6 modi per personalizzare una stanza in affitto

letto lenzuola chiare e coperta blu
Agosto e Settembre per molti sono sinonimo di vacanze e rientro, ma per molti altri si tratta di due mesi cruciali per trovare una stanza o una casa in affitto e fare il relativo trasloco. Sapete benissimo di cosa parlo: girare all’infinito, parlare con persone di tutti i tipi e finalmente trovare la stanza ideale, il luogo in cui rifugiarsi dopo l’ufficio o dove studiare. Il posto dove passate più tempo.

Molto spesso, però, chi affitta casa soffre di qualche disturbo alla vista o in generale al senso del gusto: porte marroni e mobili bianchi, pavimenti pazzi, quadri discutibili, poltrone dell’anteguerra. Ecco qualche consiglio da una ex studentessa squattrinata, che ha cambiato 7 case in 10 anni e che ha sempre cercato di rendere il suo angolo privato davvero personale.

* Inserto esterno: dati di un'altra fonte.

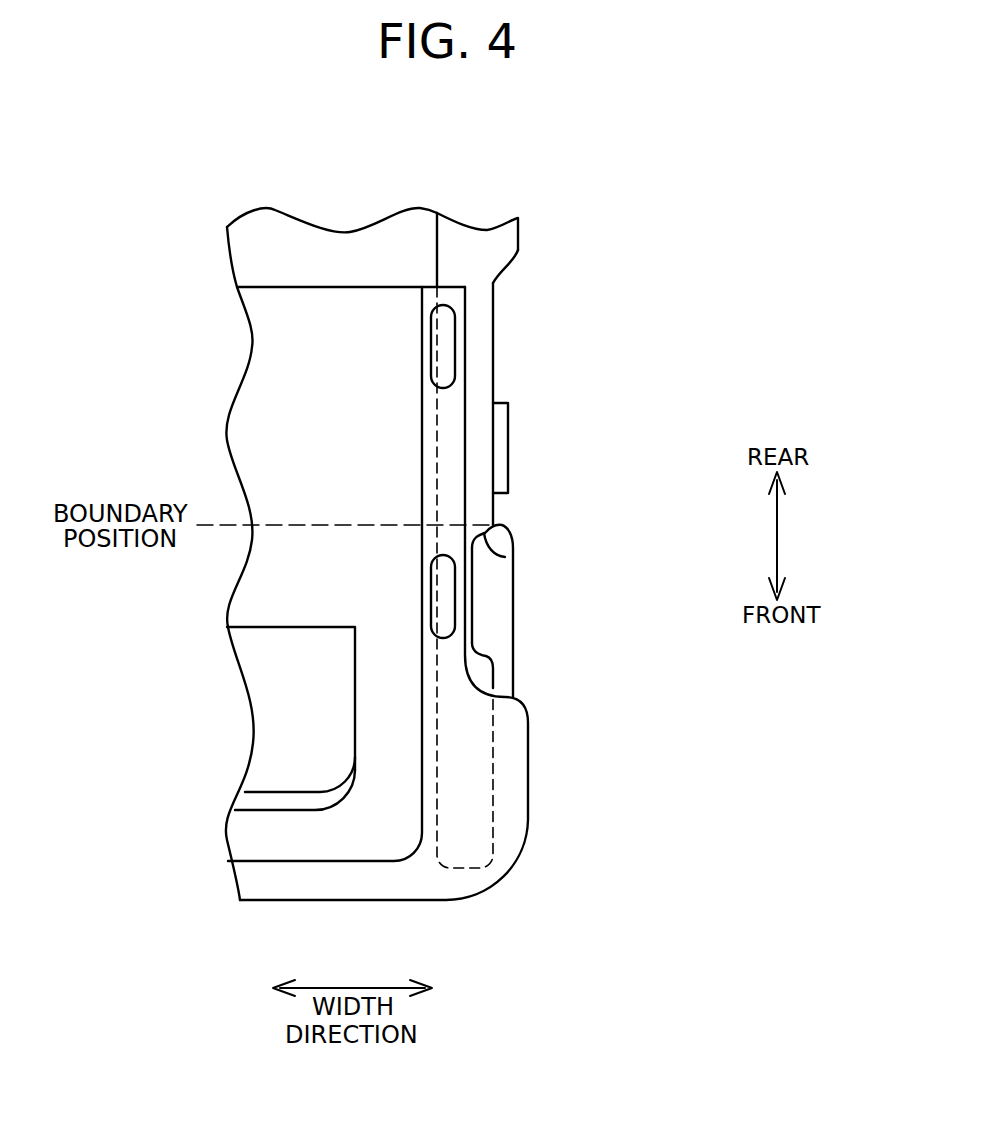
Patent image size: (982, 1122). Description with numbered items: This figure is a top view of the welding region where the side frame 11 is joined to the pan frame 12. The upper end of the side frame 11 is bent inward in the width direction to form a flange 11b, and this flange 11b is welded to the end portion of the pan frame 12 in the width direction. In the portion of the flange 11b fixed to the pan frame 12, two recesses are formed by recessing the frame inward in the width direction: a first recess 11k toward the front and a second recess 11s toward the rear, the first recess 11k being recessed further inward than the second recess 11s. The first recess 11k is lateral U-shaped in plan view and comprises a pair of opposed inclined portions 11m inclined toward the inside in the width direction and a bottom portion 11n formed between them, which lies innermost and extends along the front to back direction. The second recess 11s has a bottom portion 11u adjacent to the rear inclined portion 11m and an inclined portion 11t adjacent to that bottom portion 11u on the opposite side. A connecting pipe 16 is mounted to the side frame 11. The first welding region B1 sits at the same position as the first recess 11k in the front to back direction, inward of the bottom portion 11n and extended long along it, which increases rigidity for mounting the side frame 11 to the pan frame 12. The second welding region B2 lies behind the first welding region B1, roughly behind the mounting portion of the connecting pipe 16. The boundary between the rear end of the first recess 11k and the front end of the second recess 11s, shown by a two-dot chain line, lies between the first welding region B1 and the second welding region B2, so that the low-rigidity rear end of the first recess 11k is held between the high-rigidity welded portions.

The side frame 11 is at (530, 227).
The flange 11b is at (477, 282).
The inclined portion 11t is at (505, 273).
The bottom portion 11u is at (493, 353).
The second recess 11s is at (601, 387).
The connecting pipe 16 is at (503, 448).
The inclined portion 11m is at (505, 557).
The bottom portion 11n is at (470, 602).
The first recess 11k is at (586, 611).
The pan frame 12 is at (533, 842).
The first welding region B1 is at (443, 588).
The second welding region B2 is at (443, 347).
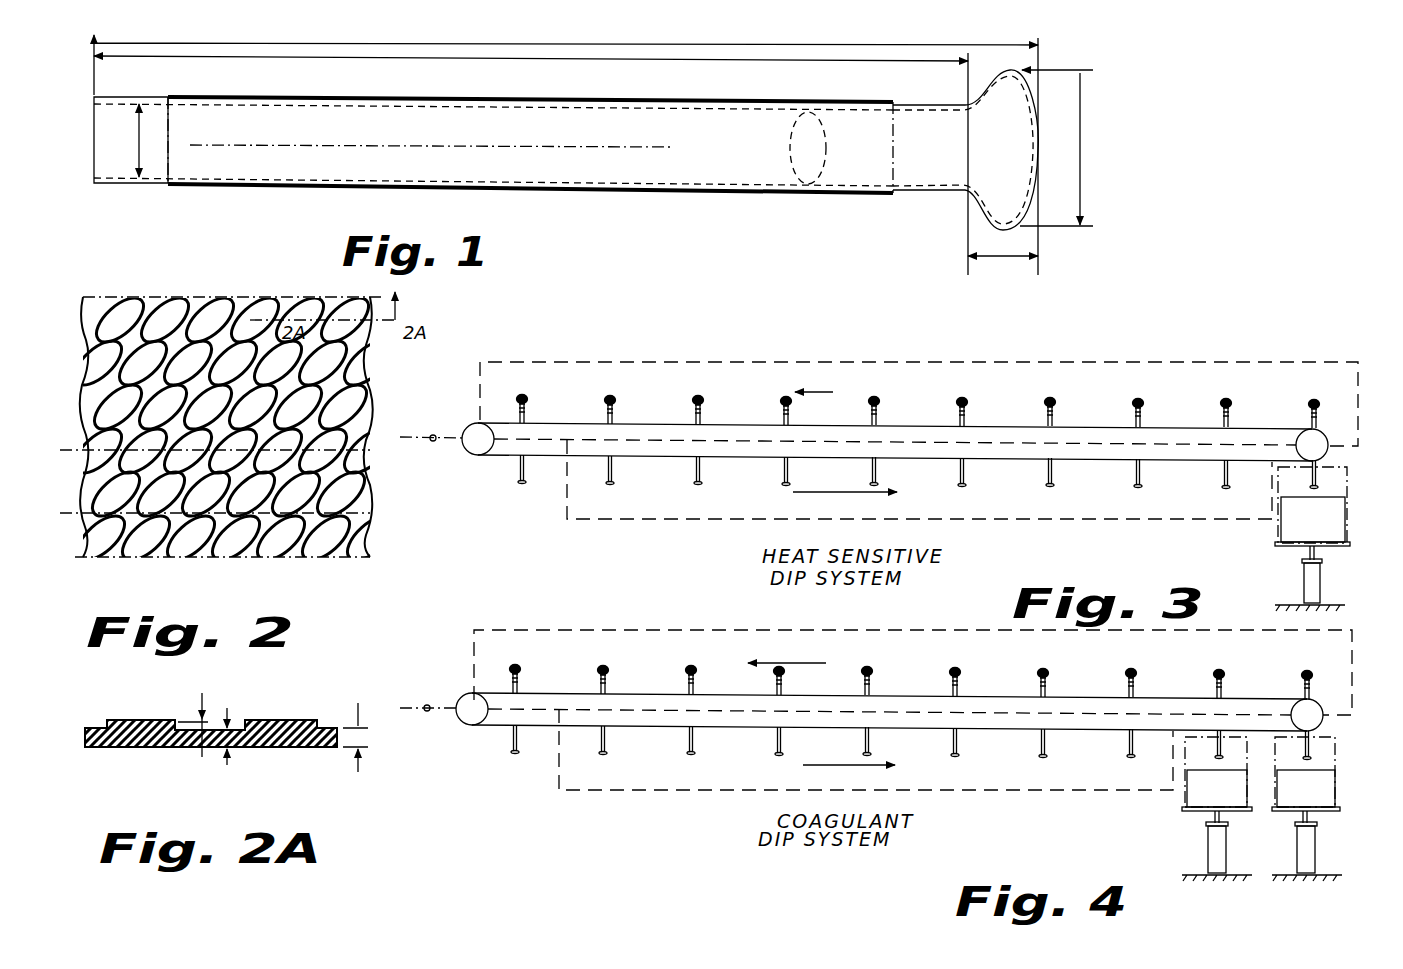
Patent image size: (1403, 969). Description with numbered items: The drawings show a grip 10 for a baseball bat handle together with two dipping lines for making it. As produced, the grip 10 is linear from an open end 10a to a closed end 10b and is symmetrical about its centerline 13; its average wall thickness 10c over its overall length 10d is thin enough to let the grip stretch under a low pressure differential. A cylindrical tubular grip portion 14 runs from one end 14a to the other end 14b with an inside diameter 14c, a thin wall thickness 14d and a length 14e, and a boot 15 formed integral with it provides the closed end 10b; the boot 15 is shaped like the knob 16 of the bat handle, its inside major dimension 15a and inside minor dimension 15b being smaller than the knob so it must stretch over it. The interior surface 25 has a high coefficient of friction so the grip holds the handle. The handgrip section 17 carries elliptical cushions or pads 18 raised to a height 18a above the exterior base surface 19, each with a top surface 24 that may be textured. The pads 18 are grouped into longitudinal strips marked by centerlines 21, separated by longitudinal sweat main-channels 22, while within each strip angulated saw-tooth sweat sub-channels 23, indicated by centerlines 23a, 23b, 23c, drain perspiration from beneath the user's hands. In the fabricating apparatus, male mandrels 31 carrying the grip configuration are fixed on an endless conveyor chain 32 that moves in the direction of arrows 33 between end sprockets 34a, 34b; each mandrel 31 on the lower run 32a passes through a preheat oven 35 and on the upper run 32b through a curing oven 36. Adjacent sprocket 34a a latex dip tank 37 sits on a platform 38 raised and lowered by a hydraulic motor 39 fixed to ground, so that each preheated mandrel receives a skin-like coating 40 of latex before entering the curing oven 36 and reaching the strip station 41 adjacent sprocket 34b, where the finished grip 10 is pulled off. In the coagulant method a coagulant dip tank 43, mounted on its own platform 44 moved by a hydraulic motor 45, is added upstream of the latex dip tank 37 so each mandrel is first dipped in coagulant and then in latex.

In FIG. 1, the grip 10 is at (524, 208).
In FIG. 3, the grip 10 is at (432, 434).
In FIG. 4, the grip 10 is at (414, 698).
In FIG. 1, the open end 10a is at (85, 158).
In FIG. 1, the closed end 10b is at (1025, 150).
In FIG. 2A, the average wall thickness 10c is at (365, 745).
In FIG. 1, the overall length 10d is at (792, 56).
In FIG. 1, the centerline 13 is at (470, 146).
In FIG. 1, the tubular grip portion 14 is at (330, 197).
In FIG. 2, the tubular grip portion 14 is at (372, 403).
In FIG. 2A, the tubular grip portion 14 is at (115, 753).
In FIG. 1, the end of tubular portion 14a is at (100, 97).
In FIG. 1, the other end of tubular portion 14b is at (943, 105).
In FIG. 1, the inside diameter 14c is at (139, 152).
In FIG. 2A, the wall thickness 14d is at (228, 765).
In FIG. 1, the length of tubular portion 14e is at (528, 62).
In FIG. 1, the boot 15 is at (1003, 72).
In FIG. 1, the inside major dimension of boot 15a is at (1079, 148).
In FIG. 1, the inside minor dimension of boot 15b is at (1000, 262).
In FIG. 1, the knob 16 is at (788, 153).
In FIG. 1, the handgrip section 17 is at (640, 100).
In FIG. 2, the handgrip section 17 is at (197, 296).
In FIG. 2, the cushions or pads 18 is at (135, 358).
In FIG. 2A, the cushions or pads 18 is at (107, 722).
In FIG. 2A, the pad height 18a is at (213, 727).
In FIG. 2A, the exterior base surface 19 is at (212, 748).
In FIG. 2, the longitudinal strip centerlines 21 is at (83, 450).
In FIG. 2, the sweat main-channels 22 is at (85, 512).
In FIG. 2, the sweat sub-channels 23 is at (205, 546).
In FIG. 2A, the sweat sub-channels 23 is at (240, 727).
In FIG. 2, the sweat sub-channel centerline 23a is at (292, 560).
In FIG. 2, the sweat sub-channel centerline 23b is at (301, 491).
In FIG. 2, the sweat sub-channel centerline 23c is at (297, 414).
In FIG. 2A, the pad top surface 24 is at (135, 720).
In FIG. 1, the interior surface 25 is at (363, 180).
In FIG. 2A, the interior surface 25 is at (155, 748).
In FIG. 3, the male mandrels 31 is at (695, 476).
In FIG. 4, the male mandrels 31 is at (690, 745).
In FIG. 3, the endless conveyor chain 32 is at (754, 457).
In FIG. 4, the endless conveyor chain 32 is at (750, 732).
In FIG. 3, the lower run of chain 32a is at (998, 466).
In FIG. 4, the lower run of chain 32a is at (1030, 735).
In FIG. 3, the upper run of chain 32b is at (1030, 428).
In FIG. 4, the upper run of chain 32b is at (1027, 698).
In FIG. 3, the direction arrows 33 is at (812, 395).
In FIG. 4, the direction arrows 33 is at (807, 665).
In FIG. 3, the end sprocket 34a is at (1318, 438).
In FIG. 4, the end sprocket 34a is at (1310, 708).
In FIG. 3, the end sprocket 34b is at (478, 437).
In FIG. 4, the end sprocket 34b is at (471, 704).
In FIG. 3, the preheat oven 35 is at (675, 521).
In FIG. 4, the preheat oven 35 is at (724, 794).
In FIG. 3, the curing oven 36 is at (852, 360).
In FIG. 4, the curing oven 36 is at (820, 630).
In FIG. 3, the latex dip tank 37 is at (1278, 528).
In FIG. 4, the latex dip tank 37 is at (1335, 800).
In FIG. 3, the platform 38 is at (1345, 548).
In FIG. 4, the platform 38 is at (1340, 812).
In FIG. 3, the hydraulic motor 39 is at (1320, 590).
In FIG. 4, the hydraulic motor 39 is at (1310, 858).
In FIG. 3, the skin-like coating 40 is at (614, 403).
In FIG. 4, the skin-like coating 40 is at (607, 675).
In FIG. 3, the strip station 41 is at (433, 462).
In FIG. 4, the strip station 41 is at (433, 727).
In FIG. 4, the coagulant dip tank 43 is at (1185, 797).
In FIG. 4, the platform 44 is at (1185, 810).
In FIG. 4, the hydraulic motor 45 is at (1218, 853).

Personalizzare una stanza senza spendere troppo

  1. Le lenzuola e il copriletto: bando agli avanzi che vi propinerà vostra madre, e alle lenzuola di quando avevate due anni. Comprate delle lenzuola da adulti, in colori facili da lavare ad alte temperature, come il tortora e il grigio. Scegliete una coperta a contrasto, di un bel colore deciso: il letto sarà il punto focale della stanza. No, lasciate stare il copriletto di Toy Story.
  2. Le tende: sembrano una cosa superflua ma non lo sono, specialmente se gli infissi sono brutti. Fate in modo che richiamino il colore del copriletto, ad esempio, o di qualche altro dettaglio che aggiungerete, tipo i cuscini. Le tende danno subito una sensazione di calore e di “casa”.tende colorate
  3. I tappeti: oltre a coprire i pavimenti discutibili di certe case o il parquet rovinato, sono strategici. Avete mai provato a scendere dal letto in inverno a piedi scalzi? Ecco. Un bel tappeto vi salverà la vita. E se pensate che i tappeti siano da vecchi, fatevi un giro su Pinterest e poi ne riparliamo.
  4. Le pareti: se il vostro padrone di casa si rifiuta di ridipingerle, è un criminale. Talvolta però è così. Beh, sappiate che  davvero facile farlo. Ci sono riuscita persino io. Una bella imbiancata costa poco: comprate il colore – bianco, per non sbagliare – oppure fatevi preparare il colore che volete direttamente dal ferramenta. Unico consiglio: evitate il rosso, vi farà riposare male e studiare peggio.
  5. L’illuminazione: quanto è triste quella lampadina che penzola dal soffitto, vero? La giusta illuminazione salva la stanza, la vista (degli studenti) e crea l’ambientazione perfetta per il bingewatching. Se volete approfondire, ci ho scritto un pezzo apposta.
  6. I quadri: resistete alla tentazione di appendere la roba con il nastro adesivo e con tutte le soluzioni che vi sembrano “meno sbatti”. La cornice giusta valorizza il poster della vostra band preferita senza rovinarlo ed evita alle foto che vi portate dietro da anni di riempirsi di polvere e di ditate. E di staccarsi all’improvviso. Consiglio di stile: sì alle dimensioni diverse purché ci sia uniformità di colore.

So che state pensando “quanto mi costerà tutto questo?” e che vi avevo promesso soluzioni a basso budget. Ed è per questo che serve internet! Io solitamente mi affido a siti che comparano prezzi e propongono sconti interessanti come Livingo, o amazon, senza farmi aspettare troppo per la consegna di ciò che mi serve. Una miniera di idee, ispirazioni e buoni affari.

E buona caccia alla stanza perfetta. Almeno per quest’anno.